Now we are ready for a fully combat use of our S3 storage.

Customize Veeam

So, as we recall, one of the main applications of object storage is the long-term storage of information that is rarely accessed. An ideal example is the need to store backups on a remote site. In Veeam Backup & Replication, this feature is called Capacity Tier.

Let's start the setup by adding our Dell ECS CE to the Veeam interface. On the Backup Infrastructure tab, launch the Add New Repository Wizard and select the Object Storage item.

We choose what it was all about - S3 Compatible.

In the window that appears, write the desired name and go to the Account step. Here you need to specify the Service point in the form https: // your_IP: 9021 , you can leave the region as is, and add the created user. A gate server is needed if your storage is located on a remote site, but this is already a topic of infrastructure optimization and a separate article, so you can safely skip here.

If everything is specified and configured correctly, a certificate warning will come out and then a window with a bucket where you can create a folder for our files.

We go through the wizard to the end and enjoy the result.

In the next step, you need to either create a new Scale-out Backup Repository, or add our S3 to the existing one - it will be used as Capacity Tier for archive storage. Functions to use S3-compatible repositories directly, like a regular repository, are not in the current release.
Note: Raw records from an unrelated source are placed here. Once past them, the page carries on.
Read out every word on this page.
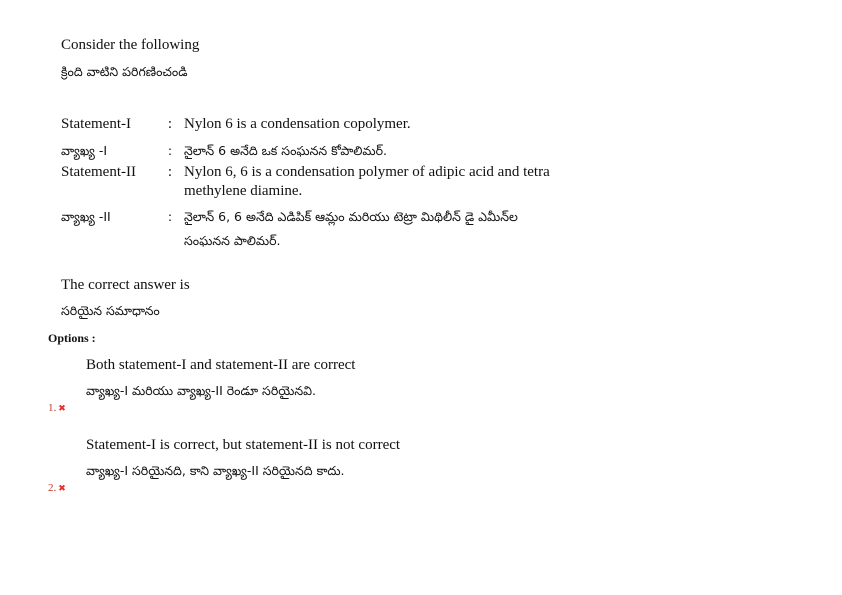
Consider the following
క్రింది వాటిని పరిగణించండి
Statement-I : Nylon 6 is a condensation copolymer.
వ్యాఖ్య -I	: నైలాన్ 6 అనేది ఒక సంఘనన కోపాలిమర్.
Statement-II : Nylon 6, 6 is a condensation polymer of adipic acid and tetra
methylene diamine.
వ్యాఖ్య -II	: నైలాన్ 6, 6 అనేది ఎడిపిక్ ఆమ్లం మరియు టెట్రా మిథిలీన్ డై ఎమీన్‌ల
సంఘనన పాలిమర్.
The correct answer is
సరియైన సమాధానం
Options :
Both statement-I and statement-II are correct
వ్యాఖ్య-I మరియు వ్యాఖ్య-II రెండూ సరియైనవి.
1. ✖
Statement-I is correct, but statement-II is not correct
వ్యాఖ్య-I సరియైనది, కాని వ్యాఖ్య-II సరియైనది కాదు.
2. ✖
Too many rather unobvious problems must be solved for this, but everything can be.

We go into the repository settings and turn on Capacity Tier. Everything is transparent there, but there is an interesting nuance: if you want all the data to be sent to the object storage as soon as possible, just set 0 days.

After passing the wizard, if you do not want to wait, you can click ctrl + RMB on the repository, force the Tiering job to start and watch the charts crawl.

That's all for now. I consider the task to show that block storage is not as scary as it is customary to think, I managed. Yes, decisions and options for the execution of a wagon and a small trolley, but for one article, there is nothing to cover. So let's share the experience in the comments.